Shorebirds—plovers, oystercatchers, sandpipers, godwits, curlews—can be found along the entirety of the Pacific coast of the Western Hemisphere during some time of the year.
Many species travel from Arctic breeding areas to spend their winter on the beaches and mudflats of North America, Central America and South America, where they share the environment with resident species.
Whether migrants or residents, shorebirds and the habitats they depend upon are exposed to an increasing myriad of anthropogenic threats. Within the Pacific Flyway, 11% of shorebird populations face long-term declines; none are known to be increasing.

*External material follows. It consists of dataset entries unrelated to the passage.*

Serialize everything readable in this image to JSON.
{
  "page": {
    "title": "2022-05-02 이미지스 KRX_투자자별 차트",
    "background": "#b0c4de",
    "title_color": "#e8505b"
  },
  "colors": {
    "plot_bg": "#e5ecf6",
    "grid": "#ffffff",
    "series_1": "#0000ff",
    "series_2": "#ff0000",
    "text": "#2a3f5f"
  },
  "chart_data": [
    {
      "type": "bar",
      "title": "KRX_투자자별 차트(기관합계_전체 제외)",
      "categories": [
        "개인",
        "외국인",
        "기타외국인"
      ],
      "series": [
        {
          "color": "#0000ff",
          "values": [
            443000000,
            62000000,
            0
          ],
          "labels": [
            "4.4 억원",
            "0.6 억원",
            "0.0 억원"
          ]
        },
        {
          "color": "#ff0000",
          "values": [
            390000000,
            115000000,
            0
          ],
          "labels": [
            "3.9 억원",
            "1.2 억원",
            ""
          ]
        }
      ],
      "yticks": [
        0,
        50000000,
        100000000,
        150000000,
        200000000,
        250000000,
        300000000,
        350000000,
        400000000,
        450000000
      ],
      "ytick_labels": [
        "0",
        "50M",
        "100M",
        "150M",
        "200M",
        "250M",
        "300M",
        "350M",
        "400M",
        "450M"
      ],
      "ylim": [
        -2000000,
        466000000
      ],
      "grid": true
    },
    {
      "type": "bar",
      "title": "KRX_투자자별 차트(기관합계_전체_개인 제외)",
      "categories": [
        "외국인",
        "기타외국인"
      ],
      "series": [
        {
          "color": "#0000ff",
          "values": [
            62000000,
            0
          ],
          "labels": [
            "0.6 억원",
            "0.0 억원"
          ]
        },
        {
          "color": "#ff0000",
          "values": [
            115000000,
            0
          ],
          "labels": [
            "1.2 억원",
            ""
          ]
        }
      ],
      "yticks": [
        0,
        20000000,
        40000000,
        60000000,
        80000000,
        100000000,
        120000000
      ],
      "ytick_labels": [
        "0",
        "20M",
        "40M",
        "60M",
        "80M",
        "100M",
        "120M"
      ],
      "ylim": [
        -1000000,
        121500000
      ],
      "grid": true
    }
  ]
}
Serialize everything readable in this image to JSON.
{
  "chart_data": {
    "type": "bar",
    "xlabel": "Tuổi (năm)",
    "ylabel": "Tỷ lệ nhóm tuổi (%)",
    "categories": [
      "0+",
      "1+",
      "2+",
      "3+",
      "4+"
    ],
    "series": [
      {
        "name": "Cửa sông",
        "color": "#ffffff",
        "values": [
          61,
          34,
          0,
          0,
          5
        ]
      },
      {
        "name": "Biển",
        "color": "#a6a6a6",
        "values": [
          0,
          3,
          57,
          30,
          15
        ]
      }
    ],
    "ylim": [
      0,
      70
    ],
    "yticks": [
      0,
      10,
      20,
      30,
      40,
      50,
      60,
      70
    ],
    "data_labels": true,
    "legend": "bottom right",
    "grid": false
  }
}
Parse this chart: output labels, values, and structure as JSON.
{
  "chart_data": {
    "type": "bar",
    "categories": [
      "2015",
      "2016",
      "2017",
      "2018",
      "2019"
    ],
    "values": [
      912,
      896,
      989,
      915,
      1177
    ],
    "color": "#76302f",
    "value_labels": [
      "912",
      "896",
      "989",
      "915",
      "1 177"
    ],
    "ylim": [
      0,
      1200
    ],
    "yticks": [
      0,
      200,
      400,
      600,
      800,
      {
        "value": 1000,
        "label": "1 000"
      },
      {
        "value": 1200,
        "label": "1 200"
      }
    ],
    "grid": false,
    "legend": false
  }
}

Although the challenges are great, they are not without solutions. Across the Western Hemisphere, shorebird scientists, conservationists and managers have come together to tackle the conservation issues across the annual life cycle of this incredible group of birds.
Although there is no doubt that successful conservation depends upon actions initiated locally, isolated interventions will have the best chance for positively affecting populations if coordinated at a flyway scale.
The Strategy follows a logical sequence of setting shorebird conservation targets, identifying major threats and identifying highly effective actions to restore and maintain shorebird populations throughout the Pacific Americas Flyway.
The Strategy is being lead by an international group of more than 85 experts in 15 countries, including BirdLife and some of its Partners.
The intent is to assemble and synthesize information to present a comprehensive approach and to address the most pressing conservation needs in the flyway from Alaska to Patagonia, while considering the human communities that interact with shorebirds. Only with investments in the portfolio of strategies and actions will conservation of this extraordinary group of birds be achieved.
The strategy is not a step-by-step recipe for conservation success but rather a framework for ceaseless collaboration, innovation and accomplishment.
Extensive partner involvement in the development of the Pacific Americas Shorebird Conservation Strategy will need to be sustained and augmented to achieve success across the flyway and to mold the broad strategies presented here into tangible, spatially explicit actions.
A well-coordinated, collective effort will be needed to achieve overall strategy success; thus, people, and transparent communication among them, are crucial for success.
Readers are encouraged to engage with the strategy’s partners to endeavor to sustain shorebird populations along the Pacific Americas Flyway well into the future.